Recommended Biography
Explore the Music

Borodin is best known for the lyrical themes in his most famous pieces, the Polovtsian Dances from
Prince Igor, the tone poem In Central Asia, the Nocturne from the String Quartet No. 2. But he also
showed originality in his formal designs and orchestration, even in his first large-scale works, and he
was well-trained in counterpoint. He was a complete composer and well aware of European musical
currents and composers.

  • Getting away from it all: Unlike the other paid-up members of the Mighty Handful, Borodin was an avid chamber musician, who played for recreation whenever he could. Two of his best pieces are his string quartets. The C Minor Piano Quartet, written while Borodin was in Heidelberg, is another masterpiece.

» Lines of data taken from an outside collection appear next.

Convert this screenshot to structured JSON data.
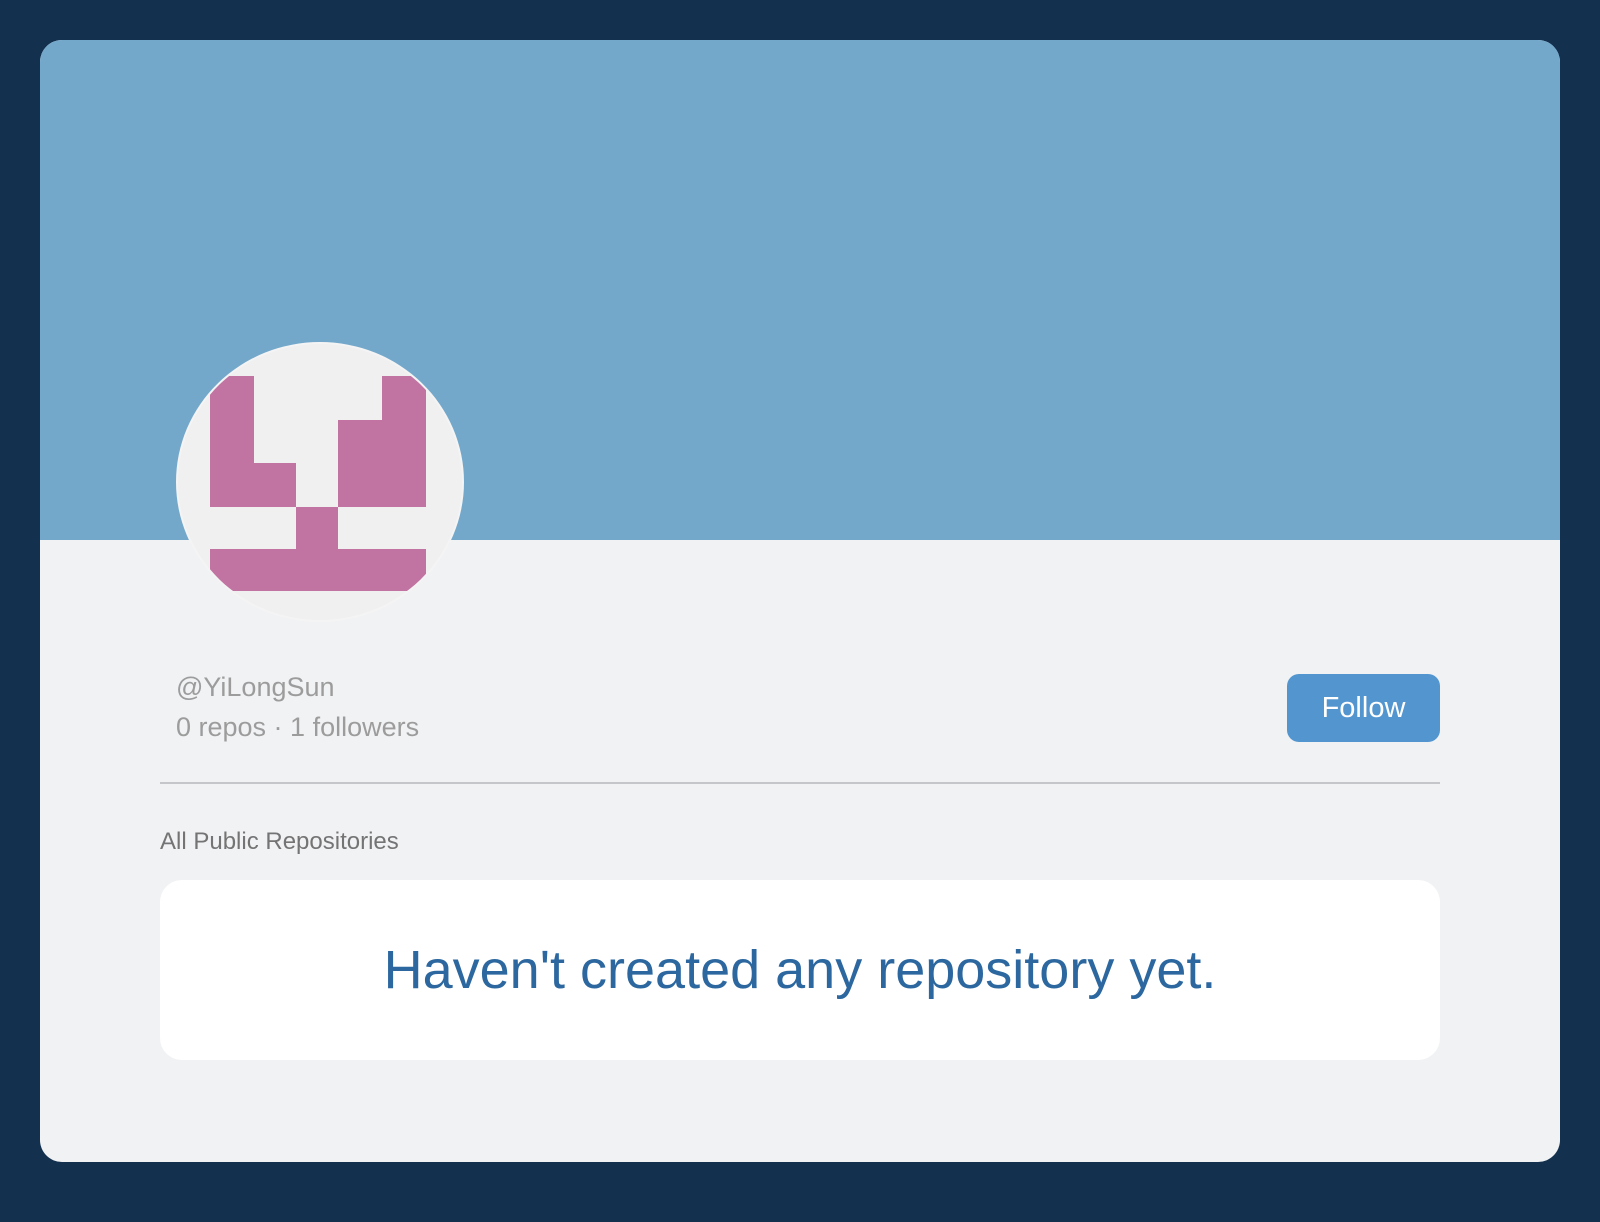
{
  "profile": {
    "username": "@YiLongSun",
    "stats": "0 repos · 1 followers",
    "follow_label": "Follow",
    "banner_color": "#73a8cb",
    "avatar_color": "#c174a2"
  },
  "repositories": {
    "section_label": "All Public Repositories",
    "empty_message": "Haven't created any repository yet."
  }
}
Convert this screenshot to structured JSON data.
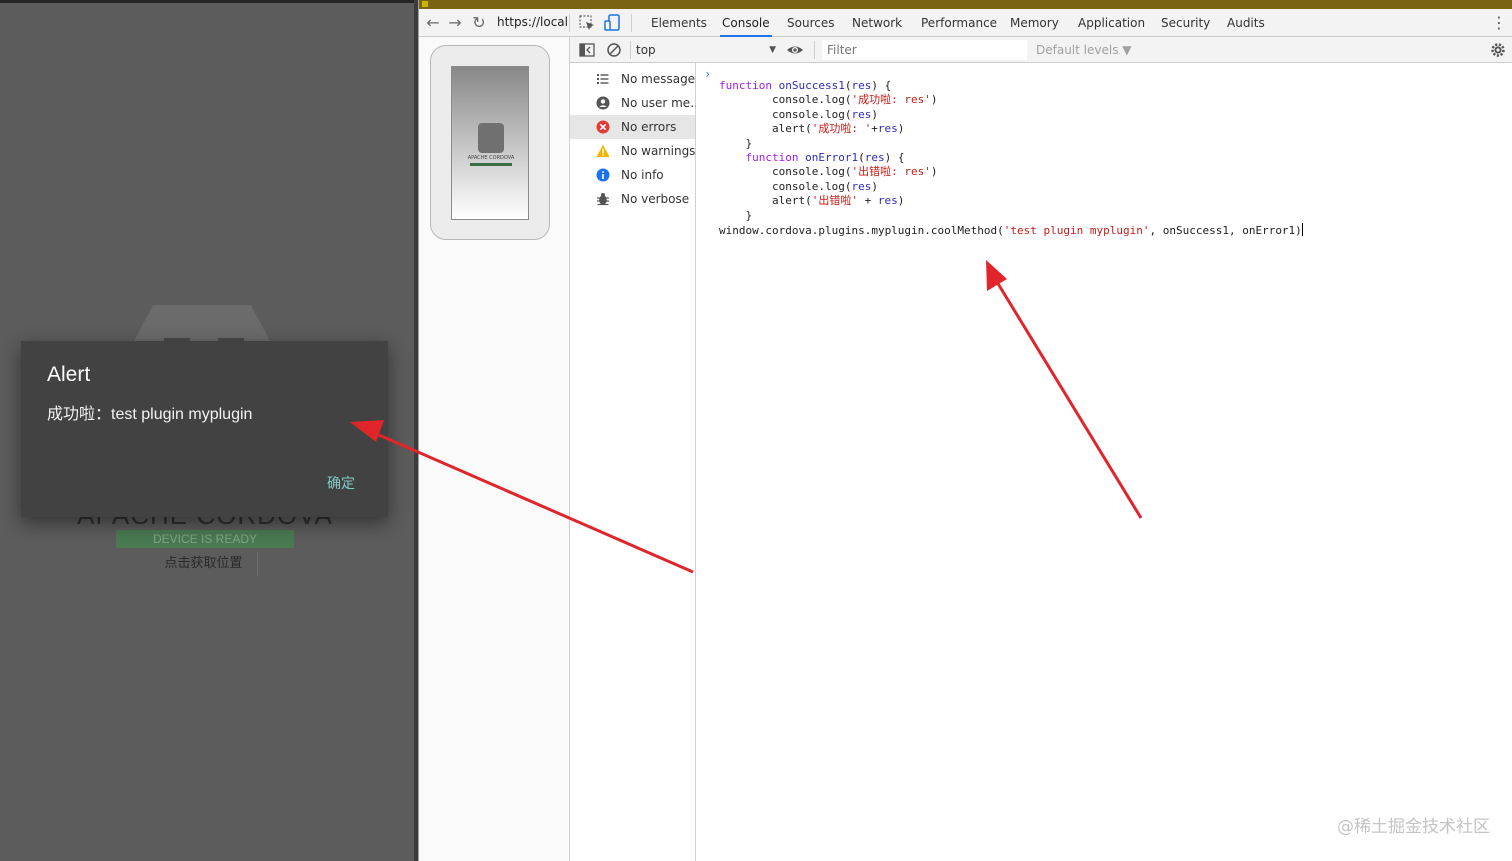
{
  "device": {
    "app_title": "APACHE CORDOVA",
    "ready_badge": "DEVICE IS READY",
    "locate_button": "点击获取位置",
    "alert": {
      "title": "Alert",
      "message": "成功啦：test plugin myplugin",
      "ok_label": "确定"
    }
  },
  "devtools": {
    "url": "https://local",
    "tabs": [
      "Elements",
      "Console",
      "Sources",
      "Network",
      "Performance",
      "Memory",
      "Application",
      "Security",
      "Audits"
    ],
    "active_tab": "Console",
    "console_toolbar": {
      "context": "top",
      "filter_placeholder": "Filter",
      "levels_label": "Default levels ▼"
    },
    "sidebar": [
      {
        "label": "No messages",
        "icon": "list-icon"
      },
      {
        "label": "No user me…",
        "icon": "user-icon"
      },
      {
        "label": "No errors",
        "icon": "error-icon",
        "selected": true
      },
      {
        "label": "No warnings",
        "icon": "warning-icon"
      },
      {
        "label": "No info",
        "icon": "info-icon"
      },
      {
        "label": "No verbose",
        "icon": "bug-icon"
      }
    ],
    "prompt_symbol": "›"
  },
  "colors": {
    "accent": "#1a73e8",
    "annotation_arrow": "#e0252b",
    "alert_background": "#424242",
    "alert_ok": "#80cbc4"
  },
  "watermark": "@稀土掘金技术社区"
}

  • Symphonies: Most critics acknowledge the Symphony No. 2 in B Minor to be Borodin's greatest completed work. The earlier E-Flat Major Symphony is pretty good, too, which makes it all the sadder that the composer didn't live to finish his third symphony, or even write down the first movement, which he played at the piano for friends.
  • Puzzle without pieces: Many unfinished operas are missing a couple of scenes or orchestration, but Borodin left Prince Igor in a much more complicated state. Working from a scenario (plan), he wrote the libretto as he worked on each scene instead of all at once. So when he died, he hadn't even left a complete libretto to the opera. And, since he began in the middle and worked on the scenes that most inspired him first, there are continuity gaps in the story and we don't even find out what happened to two major characters.
  • In 1885, Borodin asked Rimsky-Korsakov to help him organize his sketches for the opera. After the composer's death, Rimsky and his student, Alexander Glazunov took on the task of finishing it. Borodin had orchestrated about 10 numbers, including the famous Polovtsian Dances (which Rimsky had also helped with, because Borodin was chronically short of time). Rimsky orchestrated what remained in Acts I, II, and IV, while Glazunov composed most of Act III (over 1200 measures) and the overture. (The overture, though, was based on Borodin's ideas.) More controversially, the pair cut almost 1700 measures of music, mostly to improve continuity and coherence.
  • Kiss me, I'm Polovtsian: “Polovtsy” is the Russian word for the Cuman people, who conquered and settled a wide area of central Asia extending all the way to the Black Sea. They fought the “Rus” principalities, from which the modern state of Russia later claimed descent. The Polovtsian Dances in Prince Igor are an entertainment ordered by Khan Konchak for Igor, his prisoner and guest.